Personally, I favor a massively downsized focus on the PB as CEO. I have mixed feelings about the PB keeping a See or resigning; more on that, if anyone wants to hear. But in any case, the PB should be the pastor to our bishops, the spokesperson for our church, and the leader of our bishops. Let’s get a General Secretary or Executive Director (not a CEO, please) to lead the church center staff. The PB needs a very small personal staff, and they should report to him or her; the rest of the denominational staff should report to a General Secretary who is accountable directly to Executive Council. We could get our General Secretary either through an election, a confirmed joint appointment from the PB/PHoD, or a standard job search with a Council hiring committee recommending to the entire Council. Let’s have our Primate focus on the work of sacramental and pastoral leadership, while our executive focuses on administration. This will give our staff some very clear lines of accountability, which they desperately need. If you wonder why our hard-working staff at 815 can’t get more done, it’s because they’re beholden to a PB, to Executive Council, to General Convention, to various CCABs, and to sundry self-appointed Very Important Stakeholders. We can fix that, which will be better for everyone.
Who could argue against a reduction of the number of Committees, Commissions, Agencies, and Boards? We have nearly 60 of them. It’s not always clear who does what, and lines of accountability are blurred. (Disclosure: I serve at Forward Movement, which is an agency of the church.) If our staff are freed to do more work, and if we appoint task forces focused on specific tasks, we simply won’t need as many committees. As TREC noted earlier, we can use more networks, some ad hoc, some organized, etc., to get stuff done. Down with corporate bureaucracy, up with mission-oriented flash mobs.
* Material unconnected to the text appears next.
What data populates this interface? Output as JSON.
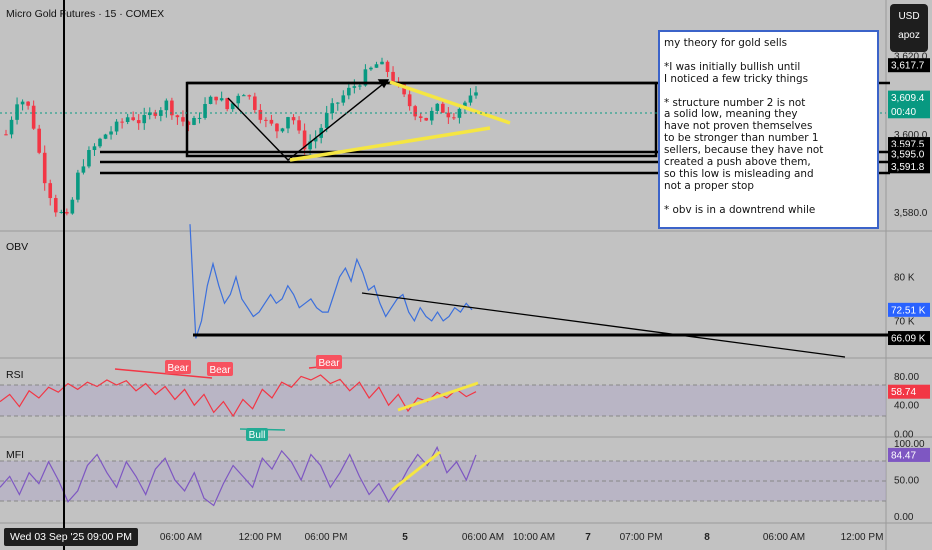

Pay attention to who says what (and why) in the coming months. At the last General Convention, we passed a resolution demanding change and then proceeded to vote down almost every substantive proposal for immediate change. We like the idea of change more than the practice of it. That cannot continue. We must change.
Notice who advocates change or the status quo. Lots of people are invested in claiming new power or keeping the power they have. We need to pay special attention to rare people who might be willing to relinquish power. Notice the subtleties: who wants to see voting, and who wants to see appointments. Why?
Beware of the canard about clericalism. Any effort to reduce committees or the size of General Convention will immediately cause certain folks to claim that bishops are grabbing power. (This is one reason why I propose a massive downsize of the House of Bishops at General Convention.) Maybe there is clericalism at work, and perhaps as a priest I’m blind to it. But maybe there are people invested in the current system, and “empowerment of the laity” is a convenient wedge to drive into the movement for change. Ask questions and notice connections.
I could say more, but this is enough to get us started. And I have a plane to catch.
To get this online before I board, I haven’t proofread any of this. Please forgive typos (or tell me about them in the comments.) I’ll edit and update in a few hours. Enjoy!